Don’t be defeated by failures. If you never fail at anything, you are not trying enough things. You haven’t taken enough risks if you never fail. We all begin as failures — all of us. That’s what sin is — it’s a failure. To honor God as we ought, we all begin as “F,” and the punishment is hell. Paul says in Romans 7:15–19 that, even after he is converted, he stumbles in many ways, doing what he does not want to do.
But here is the glory of the gospel of Christ (and our lives are built on the gospel): He covered our sins. He imputed righteousness to us that we don’t have natively. Our acceptance with God is not earned.
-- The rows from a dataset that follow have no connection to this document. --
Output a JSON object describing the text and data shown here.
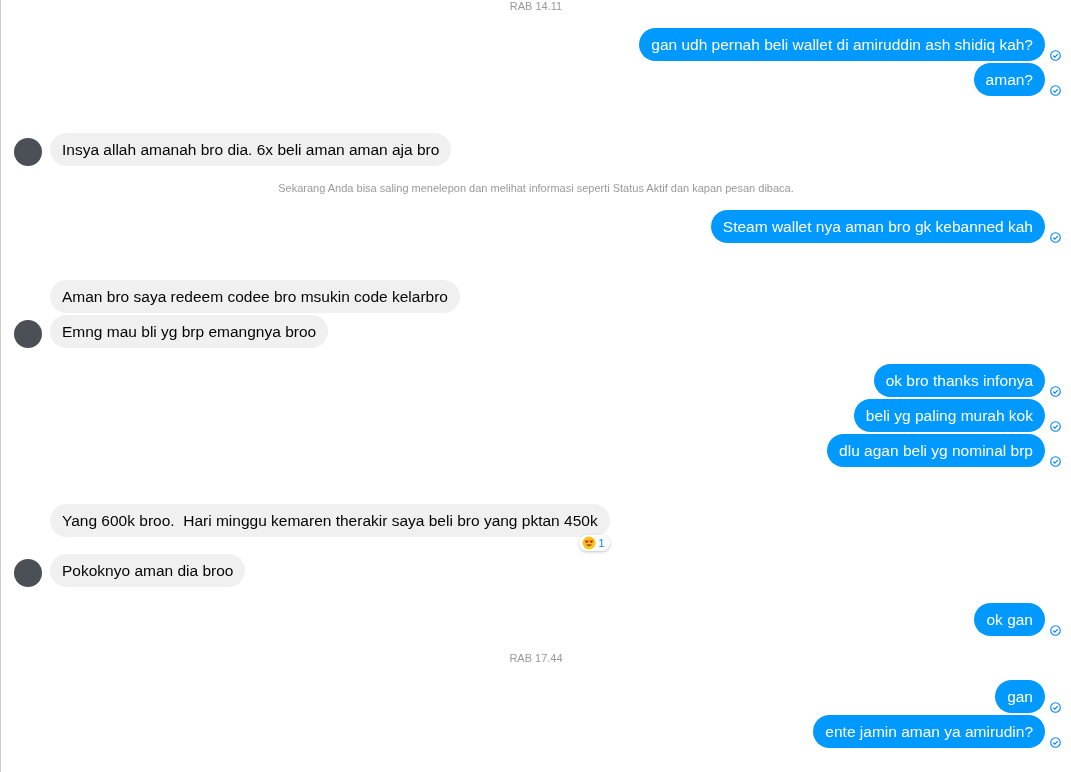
{
  "thread": [
    {
      "kind": "time",
      "text": "RAB 14.11"
    },
    {
      "kind": "sent",
      "messages": [
        {
          "text": "gan udh pernah beli wallet di amiruddin ash shidiq kah?"
        },
        {
          "text": "aman?"
        }
      ]
    },
    {
      "kind": "received",
      "messages": [
        {
          "text": "Insya allah amanah bro dia. 6x beli aman aman aja bro"
        }
      ]
    },
    {
      "kind": "notice",
      "text": "Sekarang Anda bisa saling menelepon dan melihat informasi seperti Status Aktif dan kapan pesan dibaca."
    },
    {
      "kind": "sent",
      "messages": [
        {
          "text": "Steam wallet nya aman bro gk kebanned kah"
        }
      ]
    },
    {
      "kind": "received",
      "messages": [
        {
          "text": "Aman bro saya redeem codee bro msukin code kelarbro"
        },
        {
          "text": "Emng mau bli yg brp emangnya broo"
        }
      ]
    },
    {
      "kind": "sent",
      "messages": [
        {
          "text": "ok bro thanks infonya"
        },
        {
          "text": "beli yg paling murah kok"
        },
        {
          "text": "dlu agan beli yg nominal brp"
        }
      ]
    },
    {
      "kind": "received",
      "messages": [
        {
          "text": "Yang 600k broo.  Hari minggu kemaren therakir saya beli bro yang pktan 450k",
          "reaction": {
            "count": "1"
          }
        },
        {
          "text": "Pokoknyo aman dia broo"
        }
      ]
    },
    {
      "kind": "sent",
      "messages": [
        {
          "text": "ok gan"
        }
      ]
    },
    {
      "kind": "time",
      "text": "RAB 17.44"
    },
    {
      "kind": "sent",
      "messages": [
        {
          "text": "gan"
        },
        {
          "text": "ente jamin aman ya amirudin?"
        }
      ]
    }
  ]
}
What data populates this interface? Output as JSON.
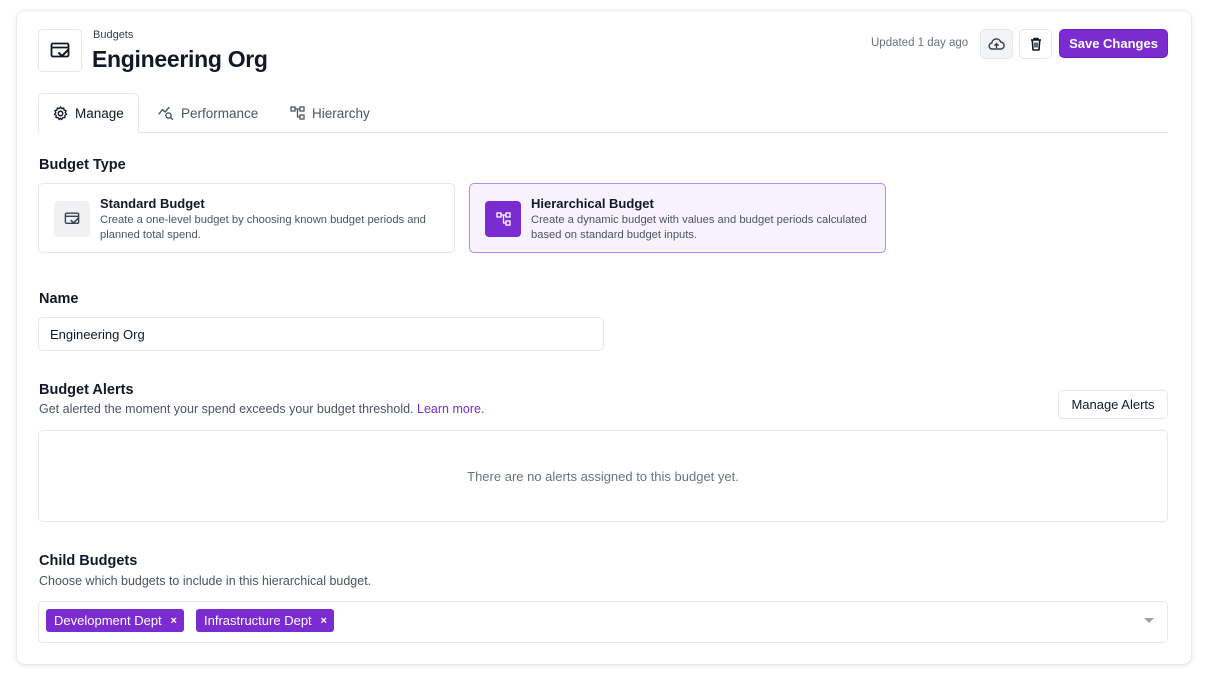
{
  "header": {
    "breadcrumb": "Budgets",
    "title": "Engineering Org",
    "updated": "Updated 1 day ago",
    "save_label": "Save Changes"
  },
  "tabs": [
    {
      "label": "Manage",
      "icon": "gear-icon",
      "active": true
    },
    {
      "label": "Performance",
      "icon": "performance-icon",
      "active": false
    },
    {
      "label": "Hierarchy",
      "icon": "hierarchy-icon",
      "active": false
    }
  ],
  "budget_type": {
    "title": "Budget Type",
    "options": [
      {
        "name": "Standard Budget",
        "desc": "Create a one-level budget by choosing known budget periods and planned total spend.",
        "selected": false
      },
      {
        "name": "Hierarchical Budget",
        "desc": "Create a dynamic budget with values and budget periods calculated based on standard budget inputs.",
        "selected": true
      }
    ]
  },
  "name_field": {
    "label": "Name",
    "value": "Engineering Org"
  },
  "alerts": {
    "title": "Budget Alerts",
    "desc": "Get alerted the moment your spend exceeds your budget threshold.",
    "link": "Learn more.",
    "manage_label": "Manage Alerts",
    "empty_text": "There are no alerts assigned to this budget yet."
  },
  "child_budgets": {
    "title": "Child Budgets",
    "desc": "Choose which budgets to include in this hierarchical budget.",
    "tags": [
      "Development Dept",
      "Infrastructure Dept"
    ],
    "remove_glyph": "×"
  },
  "colors": {
    "accent": "#7b2cd1",
    "selected_bg": "#f7f2fd",
    "selected_border": "#b58ae6"
  }
}
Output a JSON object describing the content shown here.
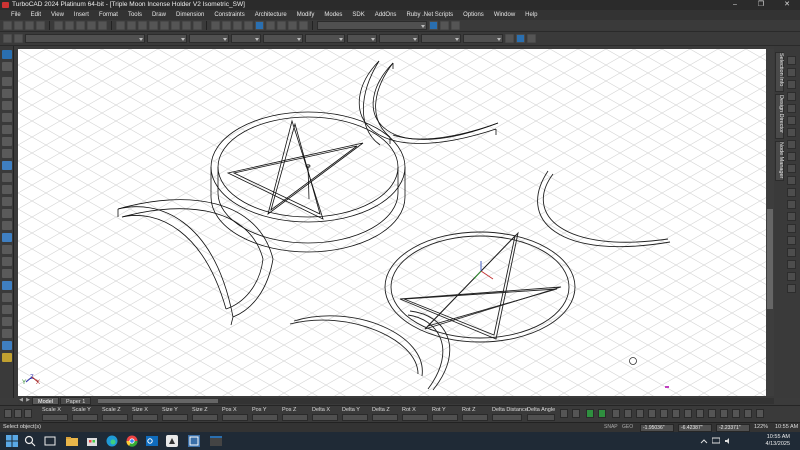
{
  "window": {
    "title": "TurboCAD 2024 Platinum 64-bit - [Triple Moon Incense Holder V2 Isometric_SW]",
    "controls": {
      "minimize": "–",
      "restore": "❐",
      "close": "✕"
    }
  },
  "menu": {
    "items": [
      "File",
      "Edit",
      "View",
      "Insert",
      "Format",
      "Tools",
      "Draw",
      "Dimension",
      "Constraints",
      "Architecture",
      "Modify",
      "Modes",
      "SDK",
      "AddOns",
      "Ruby .Net Scripts",
      "Options",
      "Window",
      "Help"
    ]
  },
  "side_tabs": {
    "selection_info": "Selection Info",
    "design_director": "Design Director",
    "node_manager": "Node Manager"
  },
  "canvas": {
    "axis_labels": {
      "y": "Y",
      "x": "X",
      "z": "Z"
    }
  },
  "space_tabs": {
    "model": "Model",
    "paper": "Paper 1"
  },
  "inspector": {
    "fields": [
      "Scale X",
      "Scale Y",
      "Scale Z",
      "Size X",
      "Size Y",
      "Size Z",
      "Pos X",
      "Pos Y",
      "Pos Z",
      "Delta X",
      "Delta Y",
      "Delta Z",
      "Rot X",
      "Rot Y",
      "Rot Z",
      "Delta Distance",
      "Delta Angle"
    ]
  },
  "status": {
    "message": "Select object(s)",
    "snap": "SNAP",
    "geo": "GEO",
    "x": "-1.95036\"",
    "y": "-6.42387\"",
    "z": "-2.23371\"",
    "zoom": "122%"
  },
  "taskbar": {
    "time": "10:55 AM",
    "date": "4/13/2025",
    "clock_time": "10:55 AM"
  },
  "colors": {
    "accent": "#2a6fb0",
    "canvas_bg": "#ffffff",
    "ui_bg": "#3a3a3a",
    "grid": "#d6d6d6"
  }
}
So we say with Paul in Philippians 3:13, “One thing I do: forgetting what lies behind . . .” He had lots of things he needed to forget.
We all have failures. I mean, every day we don’t measure up to the way we would like to talk to people or treat people. If we are crushed by those things, we’ll never count. So don’t look back like that. “Forgetting what lies behind,” Paul says, “and straining forward to what lies ahead, I press on toward the goal for the prize of the upward call of God in Christ Jesus” (Philippians 3:13–14). Don’t be defeated by past failures.
11. Fight sin and temptation.
“You will not be used by God for anything great if you live in compromise with sin.”
“Make no provision for the flesh.” That’s Romans 13:14. Know the things and the times and the places that lure you to sin, and avoid them. You will not be used by God for anything great if you live in compromise with sin, and one crucial way to fight sin is to head it off at the pass. Don’t put yourself in any position where sin typically gets the upper hand. That may be sexual sin or the temptation to greed, pride, anger, or whatever your typical temptation is.
12. Live to magnify Christ.
Finally, don’t live to stay alive. Live to make much of Christ. I love Acts 20:24, where Paul says, “I do not account my life of any value nor as precious to myself, if only I may finish my course and the ministry that I received from the Lord Jesus.” The point of life is not to stay alive. It’s to magnify the greatness of Jesus. As Paul puts it in Philippians 1:20, “It is my eager expectation and hope that . . . Christ will be honored in my body, whether by life or by death.”
Seek to do these twelve things, and I promise you: your life will count.